Freed by Lincoln’s Emancipation Proclamation in 1863, Julia subsequently earned her keep by serving white families in Missouri, Colorado, Wyoming and New Mexico—though mostly in the Denver area. Whatever she did not need for herself, Julia spent assisting poor families in her neighborhood. When her own resources were inadequate, she begged for food, fuel and clothing for the needy. One writer later called her a “one-person St. Vincent de Paul Society.” To avoid embarrassing the people she helped, Julia did most of her charitable work under cover of night through dark alleys.

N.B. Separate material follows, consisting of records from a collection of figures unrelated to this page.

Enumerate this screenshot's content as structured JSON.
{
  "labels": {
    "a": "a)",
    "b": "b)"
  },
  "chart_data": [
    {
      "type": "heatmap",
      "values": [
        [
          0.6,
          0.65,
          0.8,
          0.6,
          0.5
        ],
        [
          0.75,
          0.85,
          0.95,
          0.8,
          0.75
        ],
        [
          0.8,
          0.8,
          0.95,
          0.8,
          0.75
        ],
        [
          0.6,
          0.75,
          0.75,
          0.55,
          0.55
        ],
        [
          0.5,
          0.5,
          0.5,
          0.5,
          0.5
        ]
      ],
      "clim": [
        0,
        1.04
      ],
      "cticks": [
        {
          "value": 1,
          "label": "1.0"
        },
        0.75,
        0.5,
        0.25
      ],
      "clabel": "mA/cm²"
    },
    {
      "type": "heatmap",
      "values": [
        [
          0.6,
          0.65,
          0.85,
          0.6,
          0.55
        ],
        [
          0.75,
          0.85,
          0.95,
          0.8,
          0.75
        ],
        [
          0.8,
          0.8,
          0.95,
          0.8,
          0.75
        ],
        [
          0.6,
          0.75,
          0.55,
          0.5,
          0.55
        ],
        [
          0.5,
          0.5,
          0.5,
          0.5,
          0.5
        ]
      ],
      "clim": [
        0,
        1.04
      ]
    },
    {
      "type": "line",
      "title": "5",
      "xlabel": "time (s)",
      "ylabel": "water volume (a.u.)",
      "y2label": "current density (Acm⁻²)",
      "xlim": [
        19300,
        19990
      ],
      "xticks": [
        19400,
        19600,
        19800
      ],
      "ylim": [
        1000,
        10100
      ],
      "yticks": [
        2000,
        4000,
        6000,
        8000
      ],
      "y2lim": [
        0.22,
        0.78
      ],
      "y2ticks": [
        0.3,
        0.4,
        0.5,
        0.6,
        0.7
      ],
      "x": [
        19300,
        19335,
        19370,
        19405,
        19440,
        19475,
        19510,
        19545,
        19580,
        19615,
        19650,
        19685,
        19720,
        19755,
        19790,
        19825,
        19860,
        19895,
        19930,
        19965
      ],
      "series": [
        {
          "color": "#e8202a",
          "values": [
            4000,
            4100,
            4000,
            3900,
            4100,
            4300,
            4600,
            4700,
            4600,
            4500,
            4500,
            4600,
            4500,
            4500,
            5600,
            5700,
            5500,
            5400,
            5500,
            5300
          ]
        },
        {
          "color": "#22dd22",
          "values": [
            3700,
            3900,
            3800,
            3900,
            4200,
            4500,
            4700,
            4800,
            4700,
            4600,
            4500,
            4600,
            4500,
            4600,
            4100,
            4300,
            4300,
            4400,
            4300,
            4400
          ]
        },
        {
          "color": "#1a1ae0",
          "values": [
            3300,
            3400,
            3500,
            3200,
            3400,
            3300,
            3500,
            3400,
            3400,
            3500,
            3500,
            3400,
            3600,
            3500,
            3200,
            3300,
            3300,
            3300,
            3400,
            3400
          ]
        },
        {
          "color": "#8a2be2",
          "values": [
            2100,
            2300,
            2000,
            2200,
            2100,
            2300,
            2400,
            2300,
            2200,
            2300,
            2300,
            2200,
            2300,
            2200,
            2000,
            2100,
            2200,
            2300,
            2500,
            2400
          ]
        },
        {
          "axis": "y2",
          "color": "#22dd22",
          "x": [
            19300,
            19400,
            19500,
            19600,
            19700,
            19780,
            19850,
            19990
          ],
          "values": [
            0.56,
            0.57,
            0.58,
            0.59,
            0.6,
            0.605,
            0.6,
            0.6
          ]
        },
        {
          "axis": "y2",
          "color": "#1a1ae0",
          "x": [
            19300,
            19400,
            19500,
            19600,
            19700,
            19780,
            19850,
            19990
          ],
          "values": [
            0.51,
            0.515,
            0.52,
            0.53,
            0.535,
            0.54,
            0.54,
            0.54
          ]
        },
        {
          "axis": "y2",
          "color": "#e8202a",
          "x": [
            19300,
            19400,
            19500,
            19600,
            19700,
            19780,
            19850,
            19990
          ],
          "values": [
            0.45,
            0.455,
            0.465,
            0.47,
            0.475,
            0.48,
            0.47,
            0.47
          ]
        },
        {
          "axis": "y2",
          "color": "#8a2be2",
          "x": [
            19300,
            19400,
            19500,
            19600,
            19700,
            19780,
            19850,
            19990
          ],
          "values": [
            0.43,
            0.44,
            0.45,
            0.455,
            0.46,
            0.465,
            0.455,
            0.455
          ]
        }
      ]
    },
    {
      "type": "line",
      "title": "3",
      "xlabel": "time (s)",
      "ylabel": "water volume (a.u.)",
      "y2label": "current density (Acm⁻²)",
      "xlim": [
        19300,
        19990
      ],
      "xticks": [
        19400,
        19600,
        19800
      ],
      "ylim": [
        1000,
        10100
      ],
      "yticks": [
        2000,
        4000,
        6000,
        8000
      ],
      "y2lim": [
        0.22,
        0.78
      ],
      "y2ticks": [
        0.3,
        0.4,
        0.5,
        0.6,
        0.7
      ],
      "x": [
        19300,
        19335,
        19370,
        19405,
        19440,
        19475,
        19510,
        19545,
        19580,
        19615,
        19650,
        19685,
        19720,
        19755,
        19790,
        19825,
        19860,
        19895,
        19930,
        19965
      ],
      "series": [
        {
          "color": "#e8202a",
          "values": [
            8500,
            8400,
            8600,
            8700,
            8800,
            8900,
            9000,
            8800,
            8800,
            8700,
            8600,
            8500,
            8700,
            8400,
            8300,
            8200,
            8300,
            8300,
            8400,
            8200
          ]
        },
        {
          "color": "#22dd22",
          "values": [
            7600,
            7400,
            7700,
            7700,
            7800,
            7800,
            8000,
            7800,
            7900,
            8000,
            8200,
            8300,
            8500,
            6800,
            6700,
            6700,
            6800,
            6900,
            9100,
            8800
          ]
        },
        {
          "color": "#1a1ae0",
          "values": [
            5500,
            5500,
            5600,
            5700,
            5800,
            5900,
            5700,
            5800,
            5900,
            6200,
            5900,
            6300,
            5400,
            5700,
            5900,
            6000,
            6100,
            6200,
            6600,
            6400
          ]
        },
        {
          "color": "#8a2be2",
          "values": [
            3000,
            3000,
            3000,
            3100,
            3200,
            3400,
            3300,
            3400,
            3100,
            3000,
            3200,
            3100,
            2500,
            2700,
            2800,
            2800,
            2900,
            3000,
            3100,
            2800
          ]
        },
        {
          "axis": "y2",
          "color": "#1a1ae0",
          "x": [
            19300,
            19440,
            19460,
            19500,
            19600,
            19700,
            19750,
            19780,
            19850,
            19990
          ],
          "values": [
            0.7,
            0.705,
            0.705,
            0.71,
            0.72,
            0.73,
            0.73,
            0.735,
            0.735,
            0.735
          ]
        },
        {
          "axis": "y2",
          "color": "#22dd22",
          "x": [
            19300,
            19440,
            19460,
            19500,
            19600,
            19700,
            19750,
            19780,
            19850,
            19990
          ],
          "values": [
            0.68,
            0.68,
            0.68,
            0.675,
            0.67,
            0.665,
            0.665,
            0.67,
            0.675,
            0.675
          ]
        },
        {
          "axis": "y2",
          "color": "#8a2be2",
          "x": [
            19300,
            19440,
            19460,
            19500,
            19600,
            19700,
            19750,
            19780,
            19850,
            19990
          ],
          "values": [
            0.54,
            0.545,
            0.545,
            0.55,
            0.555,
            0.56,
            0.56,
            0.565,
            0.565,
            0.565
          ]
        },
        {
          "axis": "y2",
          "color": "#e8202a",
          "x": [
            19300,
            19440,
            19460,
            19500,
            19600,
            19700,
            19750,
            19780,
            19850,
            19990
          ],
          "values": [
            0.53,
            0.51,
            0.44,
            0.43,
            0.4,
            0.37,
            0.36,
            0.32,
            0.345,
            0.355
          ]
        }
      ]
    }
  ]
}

Julia entered the Catholic Church at Sacred Heart Parish in Denver in 1880, and was an outstanding supporter of all that the parish had to offer. The Jesuits who ran the parish considered her the most enthusiastic promoter of devotion to the Sacred Heart of Jesus they had ever seen. Every month she visited on foot every fire station in Denver and delivered literature of the Sacred Heart League to the firemen, Catholics and non-Catholics alike.
A daily communicant, Julia had a rich devotion to the Blessed Sacrament and the Blessed Virgin and continued her prayers while working and moving about. She joined the Secular Franciscan Order in 1901 and was active in it till her death in 1918.
As she lived in a boarding house, Julia’s body was laid out in church, and immediately many hundreds of people began filing pass her coffin to pay their grateful respect. She was buried in Mt. Olivet Cemetery (sect. 8, Block 7), and to this day many people have been asking that her cause be considered for canonization.